Normal Pressure Hydrocephalus: Diagnostic Imaging and Prognostic Assessment

Todd R. Aho, MD
John P. Karis, MD

Division of Neuroradiology, Barrow Neurological Institute, St. Joseph’s Hospital and Medical Center, Phoenix, Arizona

Abstract

Since normal pressure hydrocephalus (NPH) was first described as a clinical entity, its diagnosis has been aided by a variety of radiologic procedures and examinations. The utility of these tests for diagnosis and their ability to provide useful prognostic information pertaining to shunting have varied widely. This article reviews the radiologic modalities now used to diagnose NPH and discusses their prognostic value, with an emphasis on magnetic resonance imaging.
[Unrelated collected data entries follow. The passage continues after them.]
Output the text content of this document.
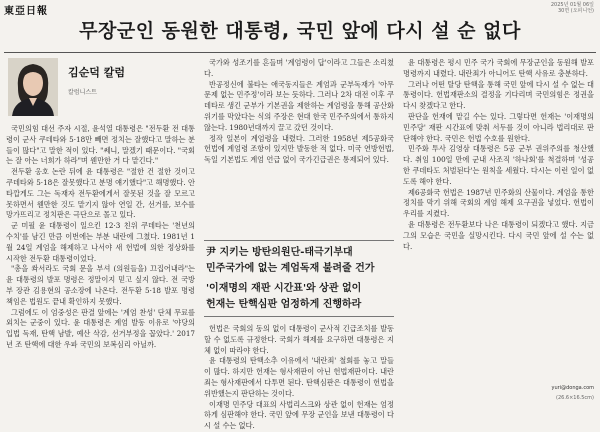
東亞日報
2025년 01월 06일
30면 (오피니언)
무장군인 동원한 대통령, 국민 앞에 다시 설 순 없다
김순덕 칼럼
칼럼니스트

국민의힘 대선 주자 시절, 윤석열 대통령은 "전두환 전 대통령이 군사 쿠데타와 5·18만 빼면 정치는 잘했다고 말하는 분들이 많다"고 말한 적이 있다. "쎄니, 말겠기 때문이다. "국회는 잘 아는 너희가 하라"며 웬만한 거 다 맡긴다."

전두환 옹호 논란 뒤에 윤 대통령은 "절한 건 절한 것이고 쿠데타와 5·18은 잘못했다고 분명 얘기했다"고 해명했다. 안타깝게도 그는 독재자 전두환에게서 잘못된 것을 잘 모르고 못하면서 웬만한 것도 맡기지 않아 연일 간, 선거를, 보수를 망가뜨리고 정치판은 극단으로 몰고 있다.

군 미필 윤 대통령이 일으킨 12·3 친위 쿠데타는 '천년의 수치'를 남긴 만큼 이번에는 부분 내란에 그쳤다. 1981년 1월 24일 계엄을 해제하고 나서야 새 헌법에 의한 정상화를 시작한 전두환 대통령이었다.

"총을 쏴서라도 국회 문을 부셔 (의원들을) 끄집어내라"는 윤 대통령의 발포 명령은 정말이지 믿고 싶지 않다. 전 국방부 장관 김용현의 공소장에 나온다. 전두환 5·18 발포 명령 책임은 법원도 끝내 확인하지 못했다.

그럼에도 이 엄중성은 판결 앞에는 '계엄 찬성' 단체 무료를 외치는 군중이 있다. 윤 대통령은 계엄 발동 이유로 '야당의 입법 독재, 탄핵 남발, 예산 삭감, 선거부정을 꼽았다.' 2017년 조 탄핵에 대한 우파 국민의 보복심리 아닐까.

국가와 성조기를 흔들며 '계엄령이 답'이라고 그들은 소리쳤다.

반공정신에 불타는 애국동지들은 계엄과 군부독재가 '아무 문제 없는 민주정'이라 보는 듯하다. 그러나 2차 대전 이후 쿠데타로 생긴 군부가 기본권을 제한하는 계엄령을 통해 공산화 위기를 막았다는 식의 주장은 현대 한국 민주주의에서 통하지 않는다. 1980년대까지 끌고 갔던 것이다.

정작 일본이 계엄령을 내렸다. 그러한 1958년 제5공화국 헌법에 계엄령 조항이 있지만 발동한 적 없다. 미국 연방헌법, 독일 기본법도 계엄 언급 없이 국가긴급권은 통제되어 있다.

尹 지키는 방탄의원단-태극기부대
민주국가에 없는 계엄독재 불려줄 건가
'이재명의 재판 시간표'와 상관 없이
헌재는 탄핵심판 엄정하게 진행하라

헌법은 국회의 동의 없이 대통령이 군사적 긴급조치를 발동할 수 없도록 규정한다. 국회가 해제를 요구하면 대통령은 지체 없이 따라야 한다.

윤 대통령의 탄핵소추 이유에서 '내란죄' 철회를 놓고 말들이 많다. 하지만 헌재는 형사재판이 아닌 헌법재판이다. 내란죄는 형사재판에서 다투면 된다. 탄핵심판은 대통령이 헌법을 위반했는지 판단하는 것이다.

이재명 민주당 대표의 사법리스크와 상관 없이 헌재는 엄정하게 심판해야 한다. 국민 앞에 무장 군인을 보낸 대통령이 다시 설 수는 없다.

윤 대통령은 평시 민주 국가 국회에 무장군인을 동원해 발포 명령까지 내렸다. 내란죄가 아니어도 탄핵 사유로 충분하다.

그러나 어떤 탈당 탄핵을 통해 국민 앞에 다시 설 수 없는 대통령이다. 헌법재판소의 결정을 기다리며 국민의힘은 정권을 다시 찾겠다고 한다.

판단을 헌재에 맡길 수는 있다. 그렇다면 헌재는 '이재명의 민주당' 재판 시간표에 맞춰 서두를 것이 아니라 법리대로 판단해야 한다. 국민은 헌법 수호를 원한다.

민주화 투사 김영삼 대통령은 5공 군부 권위주의를 청산했다. 취임 100일 만에 군내 사조직 '하나회'를 척결하며 '성공한 쿠데타도 처벌된다'는 원칙을 세웠다. 다시는 이런 일이 없도록 해야 한다.

제6공화국 헌법은 1987년 민주화의 산물이다. 계엄을 통한 정치를 막기 위해 국회의 계엄 해제 요구권을 넣었다. 헌법이 우리를 지켰다.

윤 대통령은 전두환보다 나은 대통령이 되겠다고 했다. 지금 그의 모습은 국민을 실망시킨다. 다시 국민 앞에 설 수는 없다.

yuri@donga.com
(26.6×16.5cm)
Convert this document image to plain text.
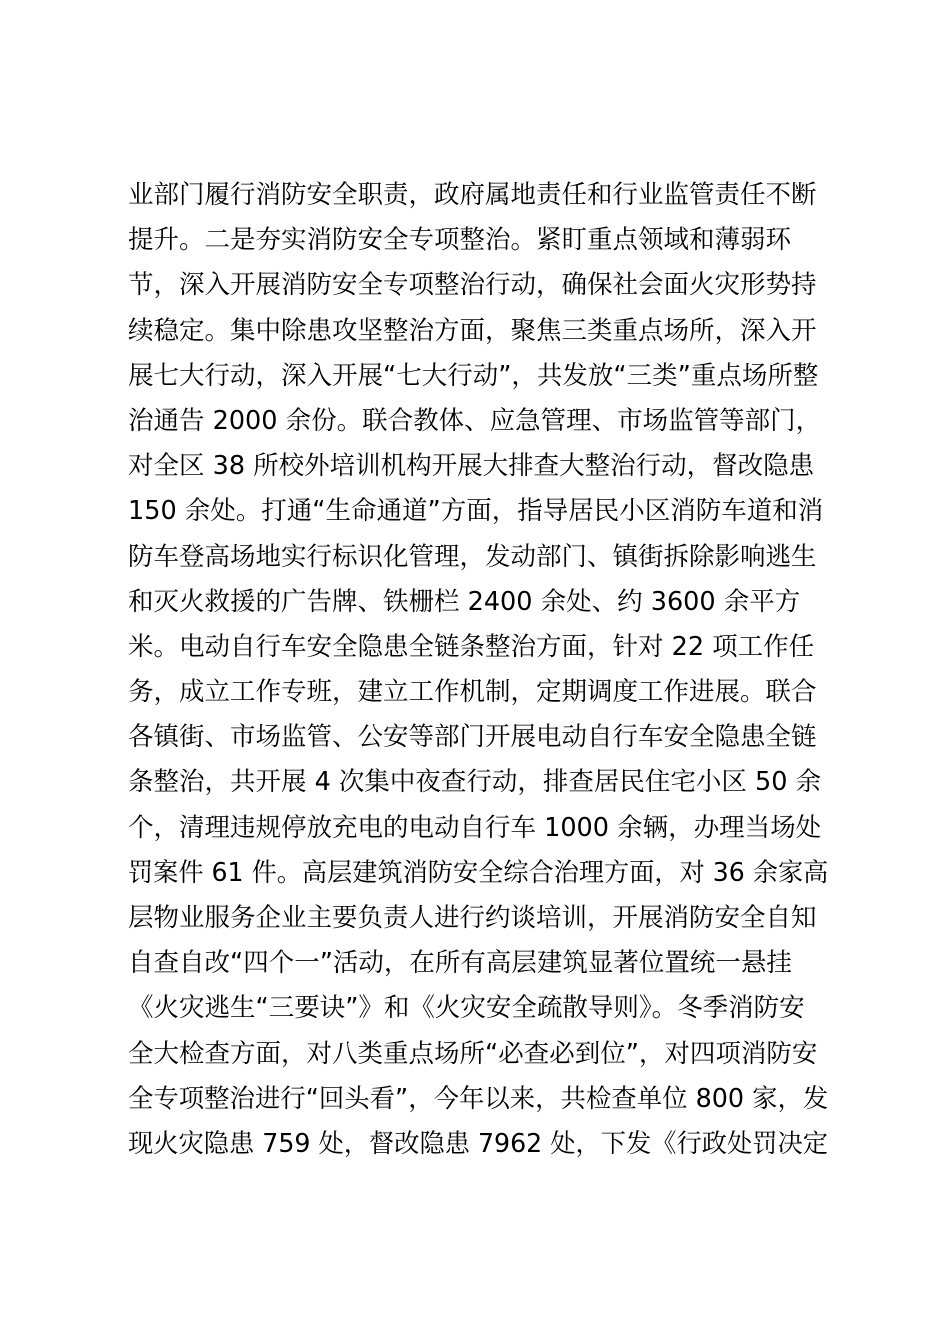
业部门履行消防安全职责，政府属地责任和行业监管责任不断
提升。二是夯实消防安全专项整治。紧盯重点领域和薄弱环
节，深入开展消防安全专项整治行动，确保社会面火灾形势持
续稳定。集中除患攻坚整治方面，聚焦三类重点场所，深入开
展七大行动，深入开展“七大行动”，共发放“三类”重点场所整
治通告 2000 余份。联合教体、应急管理、市场监管等部门，
对全区 38 所校外培训机构开展大排查大整治行动，督改隐患
150 余处。打通“生命通道”方面，指导居民小区消防车道和消
防车登高场地实行标识化管理，发动部门、镇街拆除影响逃生
和灭火救援的广告牌、铁栅栏 2400 余处、约 3600 余平方
米。电动自行车安全隐患全链条整治方面，针对 22 项工作任
务，成立工作专班，建立工作机制，定期调度工作进展。联合
各镇街、市场监管、公安等部门开展电动自行车安全隐患全链
条整治，共开展 4 次集中夜查行动，排查居民住宅小区 50 余
个，清理违规停放充电的电动自行车 1000 余辆，办理当场处
罚案件 61 件。高层建筑消防安全综合治理方面，对 36 余家高
层物业服务企业主要负责人进行约谈培训，开展消防安全自知
自查自改“四个一”活动，在所有高层建筑显著位置统一悬挂
《火灾逃生“三要诀”》和《火灾安全疏散导则》。冬季消防安
全大检查方面，对八类重点场所“必查必到位”，对四项消防安
全专项整治进行“回头看”，今年以来，共检查单位 800 家，发
现火灾隐患 759 处，督改隐患 7962 处，下发《行政处罚决定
Key Words: computed tomography, imaging, magnetic resonance imaging, normal pressure hydrocephalus

Since first described by Adams, Fisher, and Hakim in 1965, normal pressure hydrocephalus (NPH) has mainly been diagnosed clinically.[1] Because the clinical features of NPH overlap with other types of dementia, imaging has been used to strengthen the diagnosis in uncertain cases. Different imaging modalities have also been used to help provide any potentially useful prognostic information (i.e., Will my patient benefit from shunting?). The different modalities are associated with different degrees of usefulness in the diagnosis of this disorder; some are better and some are worse than the clinical evaluation. Much research has focused on developing a useful, noninvasive prognostic test so that patients could be spared the complications associated with surgical shunting that might later prove fruitless.
There have been numerous attempts to solve this diagnostic and prognostic dilemma with various modalities, [6,7,16,24,56] and there is no consensus about which tests work and how reliable they are. For every citation touting the usefulness of a technique, another can be found in contradiction. The most recent attempts using phasecontrast magnetic resonance (MR) imaging of the cerebral aqueduct seem to hold the greatest promise. This technique, however, like all others, is not without critics. This article reviews the numerous methods still used (both the seemingly outdated and newest techniques) for diagnosis and prognosis. Imaging evaluations no longer used, such as pneumoencephalography and angiography, are not discussed.

Cisternography

One of the first imaging modalities used in the evaluation of NPH was radionuclide cisternography. It involves injecting a radionuclide into the lumbar cerebrospinal fluid (CSF) followed by serial imaging of the brain. The major finding consistent with NPH is early ventricular reflux of the radionuclide, which persists over time (Fig. 1). The persistence of ventricular activity is the major feature that discriminates NPH from cerebral atrophy. The latter occasionally demonstrates transient reflux that does not persist beyond 24 hours (with rare exceptions). Various scoring systems have been devised based on the duration and amount of ventricular reflux as well as on the lack of radionuclide flow over the cerebral convexities, the other major finding in NPH.[5,25,29,47] Early research claimed that this examination was highly sensitive for the diagnosis of NPH and that it was also a good predictor of shunt responsiveness, particularly when using a more quantitative analysis.[37] Current research disputes this claim, finding the examination no more sensitive than clinical criteria for the diagnosis of NPH and of little prognostic value before treatment.[55] Nonetheless, the examination continues to be used, likely because it is easy to perform and familiar to referring clinicians.

Cerebral Perfusion

Cerebral perfusion has been studied extensively with nuclear medicine techniques. When compared to age-matched controls, patients with NPH tend to show decreased cerebral blood flow (CBF), another distinguishing characteristic.[31,34] Cerebral perfusion, however, is also decreased in patients with cerebral atrophy. It can be difficult, if not impossible, to distinguish the two conditions using these techniques.[36,58]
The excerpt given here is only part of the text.